Damit geriet der alte Friedhof in den folgenden Jahrzehnten zunehmend in Vergessenheit. Es ist vor allem der Initiative von Altbischof Reinhold Stecher zu verdanken, der sich vehement für die Errichtung einer Gedenkstätte eingesetzt hatte, dass die ehemalige Bedeutung des Judenbühels wieder ins Bewusstsein gerückt wurde. Im Frühjahr 2007 wurde das Projekt Erforschung des alten jüdischen Friedhofs am Judenbühel ins Leben gerufen und vom Innsbrucker Stadtsenat genehmigt. Damit begann die Spurensuche der Historiker und Archäologen. Betreut wurde das Projekt unter anderem vom Innsbrucker Verschönerungsverein, dem Historiker Niko Hofinger und dem Archäologen Michael Guggenberger. Finanzielle Unterstützung kam neben der  Stadt Innsbruck auch vom Land Tirol sowie der Landesgedächtnisstiftung. Archäologen führten Grabungen durch, um die ursprünglichen Umrahmungsmauern freizulegen und dadurch die genaue Lage des einstigen Friedhofs festzustellen. Die  Vorarlberger Architekten Ada und Reinhard Rinderer konnten für die Gestaltung der Gedenkstätte gewonnen werden: Heute markieren rötlich braune, mit Davidsternen versehene Stahlplatten den Verlauf der alten Friedhofsmauer. Die Mauerplatten umgeben aber nur drei Seiten, an der Westseite geht der Friedhof in einen leichten Abhang über. Symbolisch wurde im Süden der ehemalige Eingang durch eine Tür wieder kenntlich gemacht. Beim Betreten des Platzes werden die Besucher von einer steinernen Gedenktafel empfangen, die auf die Geschichte des Friedhofs hinweist. Der Judenbühel wurde durch die Neugestaltung nicht nur als Ort der Einkehr und Besinnung reaktiviert, er ist, wie auch schon auf der Gedenktafel angemerkt, gleichzeitig ein sichtbares Zeichen für die lange Geschichte und die frühen Wurzeln des Judentums in Tirol.
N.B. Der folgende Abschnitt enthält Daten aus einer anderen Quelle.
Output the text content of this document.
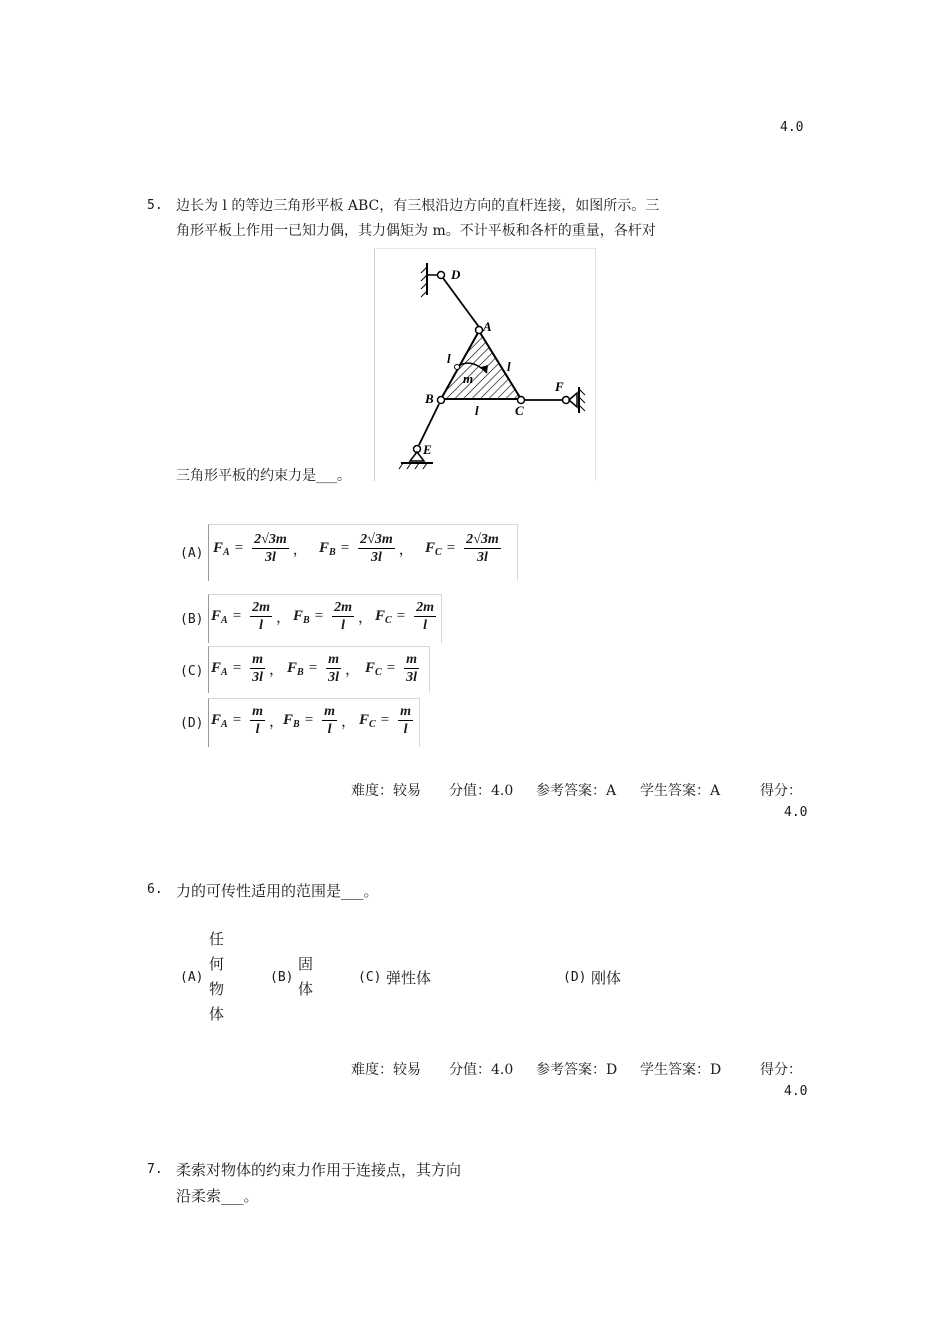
4.0
5. 边长为 l 的等边三角形平板 ABC，有三根沿边方向的直杆连接，如图所示。三
角形平板上作用一已知力偶，其力偶矩为 m。不计平板和各杆的重量，各杆对
三角形平板的约束力是___。
D
A
l
l
m
F
B
C
l
E
(A) F $A = \frac{2√3m}{3l}$ ， F $B = \frac{2√3m}{3l}$ ， F $C = \frac{2√3m}{3l}$
(B) F $A = \frac{2m}{l}$ ， F $B = \frac{2m}{l}$ ， F $C = \frac{2m}{l}$
(C) F $A = \frac{m}{3l}$ ， F $B = \frac{m}{3l}$ ， F $C = \frac{m}{3l}$
(D) F $A = \frac{m}{l}$ ，
F $B = \frac{m}{l}$ ， F $C = \frac{m}{l}$
难度：较易 分值：4.0 参考答案：A 学生答案：A	得分：
4.0
6. 力的可传性适用的范围是___。
(A)
任
何
物
体
(B)
固
体
(C) 弹性体	(D) 刚体
难度：较易 分值：4.0 参考答案：D 学生答案：D	得分：
4.0
7. 柔索对物体的约束力作用于连接点，其方向
沿柔索___。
Am 16. Juli fand die feierliche Einweihung der Gedenkstätte durch Oberrabiner Paul Chaim Eisenberg statt. An der Feier nahmen neben Vertretern der Stadt Innsbruck und der Tiroler Landesregierung auch Altbischof Reinhold Stecher und Diözesanbischof Manfred Scheuer teil. In ihrer Festrede  hoben Oberrabiner Eisenberg und die Präsidentin der IKG Innsbruck, Esther Fritsch, nochmals die besondere Rolle von Altbischof Stecher  bei der Errichtung einer Gedenkstätte hervor und dankten ihm für seinen Einsatz.  Gleichzeitig erinnerte die Präsidentin der Israelitischen Kultusgemeinde in Tirol und Vorarlberg an die Bedeutung dieses Ortes. Er zeige aber auch, dass die Juden im Leben wie im Tod abseits gestanden seien. Denn der Friedhof lag ausserhalb des damaligen Innsbrucker Stadtgebietes. Innsbrucks Bürgermeisterin Hilde Zach sowie Landtagspräsident Herwig van Staa unterstrichen in ihren Grussworten vor allem die gute Zusammenarbeit mit der Israelitischen Kultusgemeinde und würdigten die Bedeutung der Gedenkstätte als ein bedeutendes Andenken an die verstorbenen jüdischen Bürger Tirols wie auch als sichtbares Zeichen für die Öffentlichkeit.

Literaturhinweise:

Salinger Gerhard: Die jüdische Gemeinde in Innsbruck. In: DAVID - Heft Nr. 72, April 2007, S.39 - 41.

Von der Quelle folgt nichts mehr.